While teaching my last class before the holiday break, a man walked into my classroom, abrasively opening the door and marching toward me. He was older, balding, and looked frantic. Before I could panic, before I could beg him not to shoot me, he pointed to the lectern at which I stood and said, “I need to get a flash drive.” Then, in a few quick moves, he unplugged a flash drive from the computer. Evidently, he was another professor who had previously used the same classroom, and had left his equipment there. He apologized for the inconvenience and walked out. My students didn’t seem bothered. Maybe they’re all just good guys.

As my plane landed, I thought about something Charles Olson wrote in his 1947 literary criticism Call Me Ishmael: “I take SPACE to be the central fact to man born in America, from Folsom cave to now. I spell it large because it comes large here. Large, and without mercy.” I’m skeptical that there is one central fact of America, but after the twin incidents in the classroom and airport, I’m inclined to think the central fact of America might be surrendering. This might be the case for every nation-state, but I cannot speak to other countries, but it seems more widespread in America: If I were not white, I can’t imagine what the TSA agents would have done to me after discovering a pocket knife in my backpack.

The word surrender has another, more sinister layer. Only combatants can surrender to another authority, lesser or greater in force. Soldiers surrender in war, and criminals surrender to cops. It suggests a more equal power dynamic than what is actually recorded in history. Native Americans surrendered land and life, Afghan children surrender security under drones, politicians surrender principles and we surrender to them our votes and our privacy, the working poor surrender their labor. What the state calls surrender is more like seizure because those who are asked to surrender are made to feel responsible for their defeat, as if it was their choice to enter into a conflict with America, large and without mercy.
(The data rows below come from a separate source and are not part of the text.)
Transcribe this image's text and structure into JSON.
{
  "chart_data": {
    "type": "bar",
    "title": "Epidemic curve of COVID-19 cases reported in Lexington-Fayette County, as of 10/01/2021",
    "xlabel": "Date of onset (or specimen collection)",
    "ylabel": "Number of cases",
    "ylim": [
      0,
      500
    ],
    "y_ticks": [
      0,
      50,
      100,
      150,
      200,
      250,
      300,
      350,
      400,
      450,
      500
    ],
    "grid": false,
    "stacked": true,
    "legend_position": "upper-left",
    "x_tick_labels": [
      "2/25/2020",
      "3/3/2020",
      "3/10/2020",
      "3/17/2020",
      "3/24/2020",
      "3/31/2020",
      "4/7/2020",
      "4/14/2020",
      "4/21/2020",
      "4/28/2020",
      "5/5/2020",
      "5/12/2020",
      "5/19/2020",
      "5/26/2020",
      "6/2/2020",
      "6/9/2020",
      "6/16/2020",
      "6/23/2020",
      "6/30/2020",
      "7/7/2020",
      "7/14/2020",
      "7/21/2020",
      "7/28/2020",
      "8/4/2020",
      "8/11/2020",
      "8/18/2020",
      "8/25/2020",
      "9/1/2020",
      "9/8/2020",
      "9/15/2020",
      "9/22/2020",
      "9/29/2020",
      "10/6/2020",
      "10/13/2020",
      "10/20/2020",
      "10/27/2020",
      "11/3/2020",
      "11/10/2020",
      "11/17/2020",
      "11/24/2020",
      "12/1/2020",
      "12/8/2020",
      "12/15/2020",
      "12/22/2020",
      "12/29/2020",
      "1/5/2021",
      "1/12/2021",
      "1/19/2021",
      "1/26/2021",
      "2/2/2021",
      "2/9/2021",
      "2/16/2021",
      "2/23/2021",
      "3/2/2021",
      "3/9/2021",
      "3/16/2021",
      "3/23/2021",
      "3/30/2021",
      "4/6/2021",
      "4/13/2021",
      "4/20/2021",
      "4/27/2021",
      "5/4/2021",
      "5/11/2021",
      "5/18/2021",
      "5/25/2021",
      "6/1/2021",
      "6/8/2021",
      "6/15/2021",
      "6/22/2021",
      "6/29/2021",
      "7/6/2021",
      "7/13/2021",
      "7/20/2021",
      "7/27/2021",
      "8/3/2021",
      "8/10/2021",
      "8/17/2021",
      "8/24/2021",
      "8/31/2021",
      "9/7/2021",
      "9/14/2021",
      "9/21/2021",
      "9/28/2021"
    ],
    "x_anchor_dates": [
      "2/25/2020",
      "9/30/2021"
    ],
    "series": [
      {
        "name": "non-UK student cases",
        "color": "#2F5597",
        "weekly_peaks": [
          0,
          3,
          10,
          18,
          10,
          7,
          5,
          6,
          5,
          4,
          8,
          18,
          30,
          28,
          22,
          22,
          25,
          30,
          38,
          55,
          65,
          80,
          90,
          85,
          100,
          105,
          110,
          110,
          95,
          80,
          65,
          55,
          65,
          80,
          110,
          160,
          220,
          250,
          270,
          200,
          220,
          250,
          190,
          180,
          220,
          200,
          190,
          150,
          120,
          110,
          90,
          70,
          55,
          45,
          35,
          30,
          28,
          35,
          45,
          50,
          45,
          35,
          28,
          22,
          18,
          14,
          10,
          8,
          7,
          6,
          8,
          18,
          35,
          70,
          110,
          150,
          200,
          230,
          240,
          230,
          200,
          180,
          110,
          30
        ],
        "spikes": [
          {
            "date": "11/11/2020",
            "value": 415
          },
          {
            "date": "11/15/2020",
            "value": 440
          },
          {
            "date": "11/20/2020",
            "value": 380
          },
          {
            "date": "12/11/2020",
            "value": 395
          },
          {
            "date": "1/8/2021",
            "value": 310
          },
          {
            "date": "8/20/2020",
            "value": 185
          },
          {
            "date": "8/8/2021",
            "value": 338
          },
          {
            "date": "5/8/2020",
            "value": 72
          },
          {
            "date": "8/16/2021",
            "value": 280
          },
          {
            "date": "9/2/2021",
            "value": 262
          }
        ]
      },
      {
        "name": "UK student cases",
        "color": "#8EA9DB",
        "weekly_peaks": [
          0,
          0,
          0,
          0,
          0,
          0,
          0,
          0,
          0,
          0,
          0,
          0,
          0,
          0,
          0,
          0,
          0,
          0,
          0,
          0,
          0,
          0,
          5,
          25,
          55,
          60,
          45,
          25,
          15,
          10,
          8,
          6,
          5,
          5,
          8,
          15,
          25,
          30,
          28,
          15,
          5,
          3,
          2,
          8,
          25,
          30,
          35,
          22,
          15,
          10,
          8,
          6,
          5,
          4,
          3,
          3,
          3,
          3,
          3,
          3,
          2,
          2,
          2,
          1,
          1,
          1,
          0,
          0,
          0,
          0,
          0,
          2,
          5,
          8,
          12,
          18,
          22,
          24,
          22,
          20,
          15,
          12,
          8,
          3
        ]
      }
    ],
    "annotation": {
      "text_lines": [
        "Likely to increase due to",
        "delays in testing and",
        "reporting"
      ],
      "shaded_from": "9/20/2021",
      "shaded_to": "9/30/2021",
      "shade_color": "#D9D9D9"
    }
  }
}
And what was I ashamed of? That I was caught not remembering the state of terror we live in? I think, in truth, I was ashamed that the first time I relaxed this semester was walking into an airport, that I felt safer in a security complex designed to reinforce fear than I do in a classroom designed for comfort and an easy pace, and that I’m made to feel responsible because I’m not a good guy with a gun. Instead, I walk into a classroom with pens, pencils, markers, books, and slideshows, but none of those things, it seems, are enough to make me good.